Press play to hear reflections on three more tracks from "Let's Get It: Thug Motivation 101"
Jeezy has also been thinking a lot about his own legacy, ten years down the line. He recently penned the following open letter on Instagram:
They say you have your whole life to make your first album, and they might be right.
Some call it poetry, others call it the ghetto gospel, but the industry calls it “trap music.” Go figure. Either way it’s the voice of the streets, and we all know that when the streets talk, we listen.
I find it odd when people use a negative connotation like “trap music,” when the message (lyrics) clearly states: make it out of your surroundings and be the best man and provider you can be. We call that being a boss where I’m from — a self made individual that refuses to let his environment dictate his or her outcome in life. This body of work you see before you is just that.

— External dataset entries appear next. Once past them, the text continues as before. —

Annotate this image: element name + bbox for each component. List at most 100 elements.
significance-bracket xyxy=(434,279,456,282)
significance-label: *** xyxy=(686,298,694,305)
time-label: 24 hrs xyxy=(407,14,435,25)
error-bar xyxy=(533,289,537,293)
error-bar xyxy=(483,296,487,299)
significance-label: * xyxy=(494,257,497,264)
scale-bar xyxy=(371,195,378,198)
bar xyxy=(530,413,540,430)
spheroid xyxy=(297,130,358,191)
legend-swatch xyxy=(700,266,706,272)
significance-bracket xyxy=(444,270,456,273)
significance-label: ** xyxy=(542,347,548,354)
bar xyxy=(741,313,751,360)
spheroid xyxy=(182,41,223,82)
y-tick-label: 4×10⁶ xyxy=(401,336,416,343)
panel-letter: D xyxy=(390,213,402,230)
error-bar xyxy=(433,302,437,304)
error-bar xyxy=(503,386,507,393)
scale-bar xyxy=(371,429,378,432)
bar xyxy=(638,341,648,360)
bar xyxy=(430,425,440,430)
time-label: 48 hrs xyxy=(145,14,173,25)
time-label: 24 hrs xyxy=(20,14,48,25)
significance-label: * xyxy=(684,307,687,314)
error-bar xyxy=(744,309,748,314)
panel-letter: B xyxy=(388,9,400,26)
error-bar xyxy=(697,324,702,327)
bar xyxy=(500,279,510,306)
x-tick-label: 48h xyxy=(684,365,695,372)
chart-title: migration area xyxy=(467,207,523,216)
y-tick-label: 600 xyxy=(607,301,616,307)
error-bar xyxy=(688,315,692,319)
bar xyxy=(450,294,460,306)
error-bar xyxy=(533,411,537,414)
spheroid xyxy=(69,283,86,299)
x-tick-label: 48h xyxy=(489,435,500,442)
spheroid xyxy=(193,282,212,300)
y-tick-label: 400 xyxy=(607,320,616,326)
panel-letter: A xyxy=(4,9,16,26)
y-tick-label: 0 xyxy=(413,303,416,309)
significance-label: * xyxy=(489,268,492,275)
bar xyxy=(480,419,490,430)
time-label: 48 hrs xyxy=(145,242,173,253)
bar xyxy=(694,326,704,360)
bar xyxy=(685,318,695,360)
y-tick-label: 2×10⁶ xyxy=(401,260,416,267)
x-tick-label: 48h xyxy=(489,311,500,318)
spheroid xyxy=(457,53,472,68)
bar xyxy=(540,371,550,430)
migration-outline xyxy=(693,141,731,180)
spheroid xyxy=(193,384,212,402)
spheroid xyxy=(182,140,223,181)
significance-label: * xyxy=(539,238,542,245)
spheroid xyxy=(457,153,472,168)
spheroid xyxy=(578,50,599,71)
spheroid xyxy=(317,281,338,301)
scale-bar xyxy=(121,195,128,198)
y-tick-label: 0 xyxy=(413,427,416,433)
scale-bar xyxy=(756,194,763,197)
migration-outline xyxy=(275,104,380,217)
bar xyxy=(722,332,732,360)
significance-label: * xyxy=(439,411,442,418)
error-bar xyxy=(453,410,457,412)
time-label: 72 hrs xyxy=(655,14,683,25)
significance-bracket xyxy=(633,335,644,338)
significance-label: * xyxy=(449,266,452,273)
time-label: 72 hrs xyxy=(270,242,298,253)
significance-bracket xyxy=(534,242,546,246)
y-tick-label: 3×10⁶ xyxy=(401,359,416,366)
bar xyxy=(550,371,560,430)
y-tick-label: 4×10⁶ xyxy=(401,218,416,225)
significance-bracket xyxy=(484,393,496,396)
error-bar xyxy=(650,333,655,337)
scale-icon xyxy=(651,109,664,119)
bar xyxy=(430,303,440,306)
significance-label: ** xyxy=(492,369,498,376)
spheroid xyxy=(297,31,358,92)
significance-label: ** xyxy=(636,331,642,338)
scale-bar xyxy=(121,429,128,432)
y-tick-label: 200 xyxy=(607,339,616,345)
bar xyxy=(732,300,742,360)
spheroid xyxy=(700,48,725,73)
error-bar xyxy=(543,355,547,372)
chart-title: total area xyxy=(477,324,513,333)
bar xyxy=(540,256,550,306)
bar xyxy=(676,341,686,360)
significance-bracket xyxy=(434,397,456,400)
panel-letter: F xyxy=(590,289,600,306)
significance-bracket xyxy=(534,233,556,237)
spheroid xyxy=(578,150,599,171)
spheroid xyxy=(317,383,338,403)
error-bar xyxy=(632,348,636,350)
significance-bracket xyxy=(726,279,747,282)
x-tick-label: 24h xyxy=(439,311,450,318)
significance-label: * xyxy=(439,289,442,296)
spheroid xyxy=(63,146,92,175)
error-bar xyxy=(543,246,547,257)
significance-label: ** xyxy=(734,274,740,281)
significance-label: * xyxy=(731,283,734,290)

Every experience, every up, down and close call. All the nights that you prayed you could make it to see another day. All the sacrifices you made for friends and loved ones you lost to the street life. I can’t help but to think of all the obstacles I had to dodge and the times I was unsure. But I continued to keep my faith and hustle strong. I kept pushing!
When I said that the roaches were in the kitchen, I meant that! So now when I tell you the floors look like bowling balls, I mean that too. You can call it rags to riches, but I like to call it a boy becoming a man and believing in his dreams, goals and expectations. I never thought of “fame” or being accepted in this industry; my only thoughts were to represent and speak for every man, woman and child that was in the struggle and just wanted to make a better way of life, without taking no for an answer. With every song, verse and adlib on this body of work, you can hear that determination, that ambition and that drive in every word. If the album touched you in any way, just know that it was all for you.
I’d like to thank my fans and anybody that was a part of my journey. Here I am, 10 years later, doing what I love –motivating the people.